Grazinglands occupy 26% of Earth’s land surface and provide important provisioning services. Past research has shown that higher plant diversity may promote ecosystem productivity and stability. First, we investigated if plant species diversity mediates the response of ecosystem productivity to variation in precipitation and management intensity in grazinglands across the US. Second, we investigate how plant diversity influences stability in productivity.

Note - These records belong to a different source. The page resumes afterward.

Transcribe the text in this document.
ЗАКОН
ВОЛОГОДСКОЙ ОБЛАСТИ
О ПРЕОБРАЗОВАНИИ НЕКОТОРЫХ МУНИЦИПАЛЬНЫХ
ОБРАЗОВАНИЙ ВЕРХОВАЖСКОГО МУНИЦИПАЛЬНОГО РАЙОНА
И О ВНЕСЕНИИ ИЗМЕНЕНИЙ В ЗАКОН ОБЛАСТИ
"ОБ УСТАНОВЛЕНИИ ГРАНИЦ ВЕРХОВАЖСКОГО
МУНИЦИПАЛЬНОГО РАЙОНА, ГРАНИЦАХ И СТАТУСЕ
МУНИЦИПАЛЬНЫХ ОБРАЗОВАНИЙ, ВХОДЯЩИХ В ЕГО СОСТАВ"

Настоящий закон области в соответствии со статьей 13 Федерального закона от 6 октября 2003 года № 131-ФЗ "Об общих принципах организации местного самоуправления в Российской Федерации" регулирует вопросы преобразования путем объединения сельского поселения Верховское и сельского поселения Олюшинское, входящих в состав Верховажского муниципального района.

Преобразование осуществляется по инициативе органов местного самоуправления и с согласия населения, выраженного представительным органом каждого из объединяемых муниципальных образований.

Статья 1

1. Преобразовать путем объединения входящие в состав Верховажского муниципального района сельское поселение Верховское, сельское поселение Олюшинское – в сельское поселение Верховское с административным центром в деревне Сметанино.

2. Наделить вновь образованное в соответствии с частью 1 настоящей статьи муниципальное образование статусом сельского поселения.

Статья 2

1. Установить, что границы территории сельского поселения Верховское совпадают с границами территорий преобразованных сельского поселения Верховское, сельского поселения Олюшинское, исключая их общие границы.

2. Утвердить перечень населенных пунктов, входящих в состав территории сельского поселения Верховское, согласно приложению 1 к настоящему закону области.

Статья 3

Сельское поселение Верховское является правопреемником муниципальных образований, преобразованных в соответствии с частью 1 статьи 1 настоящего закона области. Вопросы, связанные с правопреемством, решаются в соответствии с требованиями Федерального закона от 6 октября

We used remote sensing data and field measured vegetation data from two ecological networks: 14 NEON (NSF’s National Ecological Observatory Network) sites and 5 LTAR (USDA’s Long-Term Agroecosystem Research Network) sites, which encompass 11 NEON domains. Sites followed the same method to measure species richness at different spatial scales (1, 10, 100, 400-m2). We built species-area relationship curves (SAR) and estimated the slope of the SAR for each plot at each site. For each plot, we obtained remotely-sensed Gross Primary Productivity (30 m resolution, 16-day cadence), temperature, precipitation, and drought index from the Google Earth Engine for the period from1986 to 2018. We used GLMMs to relate annual GPP and variation in GPP across years (using coefficient of variation) to species richness (diversity at 1m2 and slope of the SAR) and climate variables.
Results/Conclusions
GPP varied 6-fold across NEON and LTAR sites, with the lowest GPP observed at drier sites (e.g., Jornada Experimental Station, NM)and the highest GPP observed at wetter sub-tropical grazinglands (e.g., Archbold Biological Station, FL). Sites with low GPP also displayed more variation in GPP between years (1986-2018). Species diversity metrics (Species richness, slope of the SAR), drought index, and vegetation class explained 65% of the variation in mean annual GPP. Plots that were more diverse tended to have higher productivity. Variation in GPP between years was best explained by vegetation class and species diversity, but this model only explained 20% of the variation in productivity stability.
Although much work has been conducted on the relationship of plant diversity to productivity and stability, coordinated research, across a range of agroecosystems, is needed to identify general patterns. Our work shows higher diversity is associated with greater productivity and higher stability in grazinglands, but more work is needed to fully understand which species functional groups/traits drive this relationship and identify how diversity impacts other important agroecosystem functions (e.g., pollination) and conservation goals. We anticipate applying this framework to croplands edges and prairie strips.